Yes? While you were talking, it appeared to me that a consistent failure to act It's also an addiction. A consistent failure to put things away after using is certainly an avoiding something. Yeah, I haven't thought of this story for a long time and it came up a few weeks ago. Some years ago, I had a friend who She and I have daughters two weeks apart in age. And when we first got to know each other, our children were about two. And she had just finished painting her daughter's room. A huge, big, orange, and yellow, and gold spiderweb. It was fabulous. And everything, the ceiling, the walls, the furniture, the bed, the floor, everything was this big spiderweb.

[38:46]

But she never finished painting the drawer pulls. This fabulous, you know, she'd worked for a long time doing this whole project, but the knobs on the drawers never got finished. And then I noticed, you know, the kitchen, the edge of the windowsills never got painted.

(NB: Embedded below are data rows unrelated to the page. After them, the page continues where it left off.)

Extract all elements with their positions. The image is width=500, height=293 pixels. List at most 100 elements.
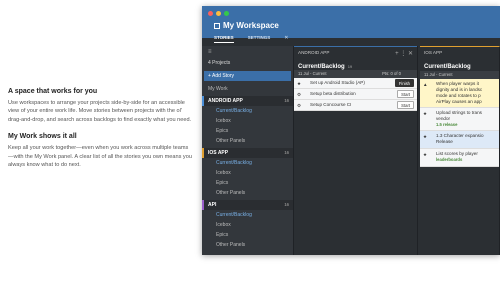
- story-row[interactable]: ⚙ Setup Concourse CI Start: [294, 100, 417, 111]
- sidebar-item-icebox[interactable]: Icebox: [202, 220, 293, 230]
- workspace-title: My Workspace: [214, 21, 279, 30]
- iteration-header: 11 Jul - Current Pts: 0 of 0: [294, 70, 417, 78]
- sidebar-project-header[interactable]: API 16: [202, 200, 293, 210]
- story-label[interactable]: 1.5 release: [436, 122, 496, 128]
- iteration-points: Pts: 0 of 0: [382, 71, 401, 76]
- story-type-icon: ★: [423, 111, 428, 116]
- sidebar-project-groups: ANDROID APP 16 Current/Backlog Icebox Epics O…: [202, 96, 293, 250]
- panel-android-backlog: ANDROID APP Current/Backlog 19 + ⋮ ✕ 11 J…: [294, 46, 418, 255]
- project-color-bar: [202, 200, 204, 210]
- sidebar-item-other-panels[interactable]: Other Panels: [202, 136, 293, 146]
- story-row[interactable]: ⚙ Setup beta distribution Start: [294, 89, 417, 100]
- story-state-button[interactable]: Start: [397, 90, 414, 98]
- sidebar-item-label: Other Panels: [216, 242, 246, 248]
- sidebar-item-icebox[interactable]: Icebox: [202, 116, 293, 126]
- workspace-content: ≡ 4 Projects + Add Story My Work ANDROID…: [202, 46, 500, 255]
- project-color-bar: [202, 96, 204, 106]
- panel-title: Current/Backlog: [424, 64, 471, 70]
- project-name: API: [208, 202, 217, 208]
- sidebar-item-label: Icebox: [216, 118, 231, 124]
- story-row[interactable]: ★ 1.3 Character expansio Release: [420, 131, 499, 149]
- maximize-window-icon[interactable]: [224, 11, 229, 16]
- story-list: ▲ When player warps it dignity and is in …: [420, 79, 499, 167]
- panel-header: ANDROID APP Current/Backlog 19 + ⋮ ✕: [294, 46, 417, 70]
- tab-settings[interactable]: SETTINGS: [248, 35, 271, 43]
- sidebar-item-current-backlog[interactable]: Current/Backlog: [202, 210, 293, 220]
- story-row[interactable]: ▲ When player warps it dignity and is in …: [420, 79, 499, 108]
- minimize-window-icon[interactable]: [216, 11, 221, 16]
- story-type-icon: ★: [297, 81, 302, 86]
- sidebar-item-label: Current/Backlog: [216, 108, 252, 114]
- sidebar-item-label: Epics: [216, 128, 229, 134]
- project-name: IOS APP: [208, 150, 229, 156]
- projects-count[interactable]: 4 Projects: [202, 58, 293, 70]
- close-window-icon[interactable]: [208, 11, 213, 16]
- story-row[interactable]: ★ List scores by player leaderboards: [420, 149, 499, 167]
- project-count: 16: [284, 150, 289, 155]
- title-bar: My Workspace STORIES SETTINGS ✕: [202, 6, 500, 43]
- story-title: Setup Concourse CI: [310, 102, 352, 107]
- heading-workspace: A space that works for you: [8, 88, 98, 95]
- panel-tools[interactable]: + ⋮ ✕: [395, 50, 413, 57]
- sidebar-item-label: Epics: [216, 232, 229, 238]
- sidebar-item-label: Epics: [216, 180, 229, 186]
- workspace-title-text: My Workspace: [223, 21, 279, 30]
- app-window: My Workspace STORIES SETTINGS ✕ ≡ 4 Proj…: [202, 6, 500, 255]
- panel-header: IOS APP Current/Backlog: [420, 47, 499, 71]
- story-type-icon: ★: [423, 134, 428, 139]
- sidebar-item-epics[interactable]: Epics: [202, 230, 293, 240]
- project-count: 16: [284, 202, 289, 207]
- story-type-icon: ⚙: [297, 103, 302, 108]
- sidebar-item-label: Current/Backlog: [216, 160, 252, 166]
- window-controls: [208, 11, 229, 16]
- story-title: Upload strings to trans vendor: [436, 110, 482, 121]
- sidebar-item-other-panels[interactable]: Other Panels: [202, 188, 293, 198]
- story-title: Setup beta distribution: [310, 91, 356, 96]
- story-list: ★ Set up Android Studio (AP) Finish ⚙ Setup …: [294, 78, 417, 111]
- sidebar: ≡ 4 Projects + Add Story My Work ANDROID…: [202, 46, 294, 255]
- story-title: 1.3 Character expansio Release: [436, 133, 484, 144]
- paragraph-workspace: Use workspaces to arrange your projects …: [8, 100, 192, 123]
- story-type-icon: ★: [423, 152, 428, 157]
- story-row[interactable]: ★ Set up Android Studio (AP) Finish: [294, 78, 417, 89]
- project-name: ANDROID APP: [208, 98, 243, 104]
- iteration-label: 11 Jul - Current: [298, 71, 327, 76]
- tab-stories[interactable]: STORIES: [214, 35, 234, 43]
- sidebar-item-epics[interactable]: Epics: [202, 126, 293, 136]
- page: A space that works for you Use workspace…: [0, 0, 500, 293]
- iteration-label: 11 Jul - Current: [424, 72, 453, 77]
- heading-my-work: My Work shows it all: [8, 133, 77, 141]
- panel-ios-backlog: IOS APP Current/Backlog 11 Jul - Current…: [420, 46, 500, 255]
- add-story-button[interactable]: + Add Story: [204, 71, 291, 81]
- sidebar-item-epics[interactable]: Epics: [202, 178, 293, 188]
- sidebar-item-current-backlog[interactable]: Current/Backlog: [202, 158, 293, 168]
- story-title: Set up Android Studio (AP): [310, 80, 365, 85]
- close-tab-icon[interactable]: ✕: [284, 35, 288, 43]
- project-count: 16: [284, 98, 289, 103]
- sidebar-item-icebox[interactable]: Icebox: [202, 168, 293, 178]
- menu-icon[interactable]: ≡: [202, 46, 293, 58]
- sidebar-item-label: Current/Backlog: [216, 212, 252, 218]
- story-label[interactable]: leaderboards: [436, 157, 496, 163]
- sidebar-project-header[interactable]: IOS APP 16: [202, 148, 293, 158]
- sidebar-item-other-panels[interactable]: Other Panels: [202, 240, 293, 250]
- story-state-button[interactable]: Finish: [394, 79, 414, 87]
- story-state-button[interactable]: Start: [397, 101, 414, 109]
- panel-count: 19: [347, 64, 353, 69]
- project-color-bar: [202, 148, 204, 158]
- iteration-header: 11 Jul - Current: [420, 71, 499, 79]
- sidebar-item-my-work[interactable]: My Work: [202, 84, 293, 94]
- sidebar-item-label: Other Panels: [216, 190, 246, 196]
- story-title: When player warps it dignity and is in l…: [436, 81, 483, 104]
- sidebar-item-label: Other Panels: [216, 138, 246, 144]
- my-work-label: My Work: [208, 86, 228, 92]
- story-row[interactable]: ★ Upload strings to trans vendor 1.5 relea…: [420, 108, 499, 131]
- sidebar-item-current-backlog[interactable]: Current/Backlog: [202, 106, 293, 116]
- story-type-icon: ⚙: [297, 92, 302, 97]
- tab-bar: STORIES SETTINGS ✕: [214, 35, 288, 43]
- sidebar-item-label: Icebox: [216, 170, 231, 176]
- marketing-copy: A space that works for you Use workspace…: [8, 88, 193, 178]
- sidebar-item-label: Icebox: [216, 222, 231, 228]
- story-type-icon: ▲: [423, 82, 428, 87]
- sidebar-project-header[interactable]: ANDROID APP 16: [202, 96, 293, 106]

One time I finally asked her and she said, oh, yeah, I guess I never quite finish anything. And for her, what she was able to describe was she felt like there was a kind of death if she finished the project was like it was over. There was a death. So that was her way of turning away from that kind of minor dying. I don't think we can bear to notice those kinds of turning away unless we, that's why I'm saying we have to do it with a soft mind.

[40:02]

Can't do it with a Hard-minded. Firm, but kind-like. Yes? Are you having a hard time hearing me? Just a little bit. The last week I was with my family and I was able to bring more awareness than I have in the past. I know I tend to turn to food. It was really interesting that I found myself, you know, A, turning to food and B, television. Those were like my two mistakes. And even though, like, I would get caught in there, I eventually was able to pull myself out. But there were times when I just, like, let myself use that distraction, even if it was destructive, just to kind of, you know, like, stuffing my face, even if I felt like my stomach was hurting. So it was really interesting. And my experience is that the more I notice, even though I keep doing, at some point, the awareness becomes stronger than the energy in the behavior.

[41:15]

And so it's the quality of strengthening the energy of awareness that becomes our aiming. And I think it's why there is this strong pull for people who are doing recovery work to a meditation practice because I think there's this very strong resonating. Okay, I think we're going to turn into pumpkins now. So, thank you all very much. Nice to see you. Take good care of yourselves.